Para além do chamado “direito táctico dos mais pequenos” de baixar linhas (bloco-baixo assumido) com sectores muitos juntos perto da sua baliza (os autocarros podem parar em qualquer lado) o que se detecta a nível global é existirem… “três campeonatos” dentro do mesmo.

O “campeonato do título” (com Benfica, FC Porto, e o Sporting a descolar cedo), o “campeonato da Europa” (com o Braga a destacar-se na segunda volta, embora perdendo contacto com o último elo acima, mas com boas equipas, V. Guimarães, Belenenses, Paços Ferreira, Nacional, Rio Ave e até Marítimo) e o “campeonato da luta por evitar a descida” (liderado pelo Boavista no limiar do chamado “campeonato tranquilo” e os sofredores V. Setúbal, Académica, Arouca, até aos despromovidos Gil Vicente e Penafiel).

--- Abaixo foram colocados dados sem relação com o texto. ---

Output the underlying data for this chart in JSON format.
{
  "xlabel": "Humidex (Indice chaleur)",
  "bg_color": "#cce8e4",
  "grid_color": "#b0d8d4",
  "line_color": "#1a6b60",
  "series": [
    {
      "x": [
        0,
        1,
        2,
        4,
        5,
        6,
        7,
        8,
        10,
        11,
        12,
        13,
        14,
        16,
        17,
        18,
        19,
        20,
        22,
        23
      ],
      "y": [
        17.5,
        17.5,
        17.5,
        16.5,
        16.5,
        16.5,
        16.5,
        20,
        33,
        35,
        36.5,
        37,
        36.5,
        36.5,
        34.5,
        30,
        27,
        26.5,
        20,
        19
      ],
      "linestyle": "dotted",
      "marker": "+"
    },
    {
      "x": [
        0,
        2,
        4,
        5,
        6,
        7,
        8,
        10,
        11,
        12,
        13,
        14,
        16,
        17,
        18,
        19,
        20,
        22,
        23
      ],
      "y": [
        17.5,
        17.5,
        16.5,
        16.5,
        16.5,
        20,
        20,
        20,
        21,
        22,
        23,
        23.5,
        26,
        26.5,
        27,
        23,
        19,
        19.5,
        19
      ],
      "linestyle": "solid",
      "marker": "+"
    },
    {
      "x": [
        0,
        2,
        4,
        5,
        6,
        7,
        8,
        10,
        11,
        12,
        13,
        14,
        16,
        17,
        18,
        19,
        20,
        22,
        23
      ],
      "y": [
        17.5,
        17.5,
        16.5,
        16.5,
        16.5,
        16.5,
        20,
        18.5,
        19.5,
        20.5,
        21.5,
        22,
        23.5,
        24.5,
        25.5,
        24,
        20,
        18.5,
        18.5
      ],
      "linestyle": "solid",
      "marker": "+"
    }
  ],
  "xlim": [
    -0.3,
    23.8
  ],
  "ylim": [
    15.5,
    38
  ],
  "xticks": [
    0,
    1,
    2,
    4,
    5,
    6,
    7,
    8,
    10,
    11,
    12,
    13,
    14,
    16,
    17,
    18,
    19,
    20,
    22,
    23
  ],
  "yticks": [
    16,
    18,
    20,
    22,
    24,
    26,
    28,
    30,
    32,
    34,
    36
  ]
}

A maior parte das equipas baseou a sua organização num bloco médio-baixo, mas com pouca distância entrelinhas, o que permitiu às equipas do “campeonato da europa” jogarem muitas vezez (também dependendo da ideia do seu modelo e concessões permitidas a ele) num bloco já mais médio-alto.

A prioridade de reduzir vulnerabilidade nas costas é que a base desse bloco não passe mais vezes de médio-baixo para médio-alto. É tacticamente natural em face dos equilíbrios que assim são mais fáceis de manter nos jogos, sobretudo em face da menor cultura táctica dos médios nessa dupla missão de organização ofensiva e, sobretudo, transição defensiva. Também por isso praticamente não existiu o 4x4x2, por ser posicionalmente (nas dinâmicas defensivas), muito mais exigente do que o desde logo mais racional posicionamento/ocupação dos espaços do 4x3x3.